Herr Präsident, meine Damen, meine Herren! Sehr geehrter Herr Maaß, in dieser Sache, finde ich, blasen Sie sich – aber vor allen Dingen auch die Sache – auf und helfen den Betroffenen

nicht, sondern Sie schaden den Betroffenen und Sie schaden vor allen Dingen den Kindern.

(Gerhard Lein SPD: Wieso das denn?)

Das finde ich in diesem Fall sehr schade.

(Beifall bei der CDU)

Denn es sollte uns nicht darum gehen zu politisieren, sondern es sollte uns in der Sache wirklich nur um die Kinder gehen.

(Beifall bei der CDU)

Erstens haben sich Anwohner und die Kita Marienkäfer einvernehmlich geeinigt und sind alle mit der nun gefundenen Lösung sehr zufrieden.

(Christiane Blömeke GAL: Was bleibt ihnen auch anderes übrig?)

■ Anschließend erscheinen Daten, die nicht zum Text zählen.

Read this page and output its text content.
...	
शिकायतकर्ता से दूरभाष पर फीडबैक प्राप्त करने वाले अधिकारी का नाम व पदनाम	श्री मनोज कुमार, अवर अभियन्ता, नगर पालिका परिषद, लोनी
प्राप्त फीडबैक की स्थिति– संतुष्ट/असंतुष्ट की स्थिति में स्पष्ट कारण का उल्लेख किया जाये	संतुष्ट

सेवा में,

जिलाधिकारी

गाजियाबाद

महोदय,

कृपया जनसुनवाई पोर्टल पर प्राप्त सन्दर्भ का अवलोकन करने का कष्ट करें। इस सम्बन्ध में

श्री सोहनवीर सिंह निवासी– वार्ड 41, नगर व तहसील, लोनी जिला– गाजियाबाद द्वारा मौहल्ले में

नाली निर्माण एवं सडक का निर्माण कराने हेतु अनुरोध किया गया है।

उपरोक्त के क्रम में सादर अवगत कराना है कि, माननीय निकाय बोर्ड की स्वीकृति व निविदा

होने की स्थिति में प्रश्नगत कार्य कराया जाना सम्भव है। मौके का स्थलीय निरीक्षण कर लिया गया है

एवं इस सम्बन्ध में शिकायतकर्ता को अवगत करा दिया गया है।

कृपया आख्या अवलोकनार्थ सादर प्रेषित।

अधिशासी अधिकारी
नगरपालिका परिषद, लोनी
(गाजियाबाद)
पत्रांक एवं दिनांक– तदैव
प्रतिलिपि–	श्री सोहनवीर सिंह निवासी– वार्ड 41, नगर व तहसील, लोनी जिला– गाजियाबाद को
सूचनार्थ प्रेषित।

Zweitens handelt es sich hier um einen zugegebenermaßen auch für mich unerfreulichen Einzelfall. Es ist ein Einzelfall, aber unsere Gesetzgebung hat gerade nicht dazu geführt, dass hier eine Lärmschutzmauer entsteht. Ihre Gesetzgebung hingegen hätte wohl dazu geführt. Wie das passiert wäre, werde ich gleich noch ausführen. Unsere Gesetzgebung hat dazu geführt, dass sich hier Anwohner und Kitabetreiber unter der Moderation des Bezirksamts an einen Tisch gesetzt haben. Und sie haben eine Lösung gefunden, mit der alle zufrieden sind.

(Beifall bei der CDU)

Drittens: Diese Lösung ist freiwillig gefunden worden. Bei Einführung Ihrer Gesetzgebung wäre diese Lösung zwanghaft gekommen.

(Dr. Willfried Maier GAL: Wenn der Senat Geld gibt, geht es immer freiwillig!)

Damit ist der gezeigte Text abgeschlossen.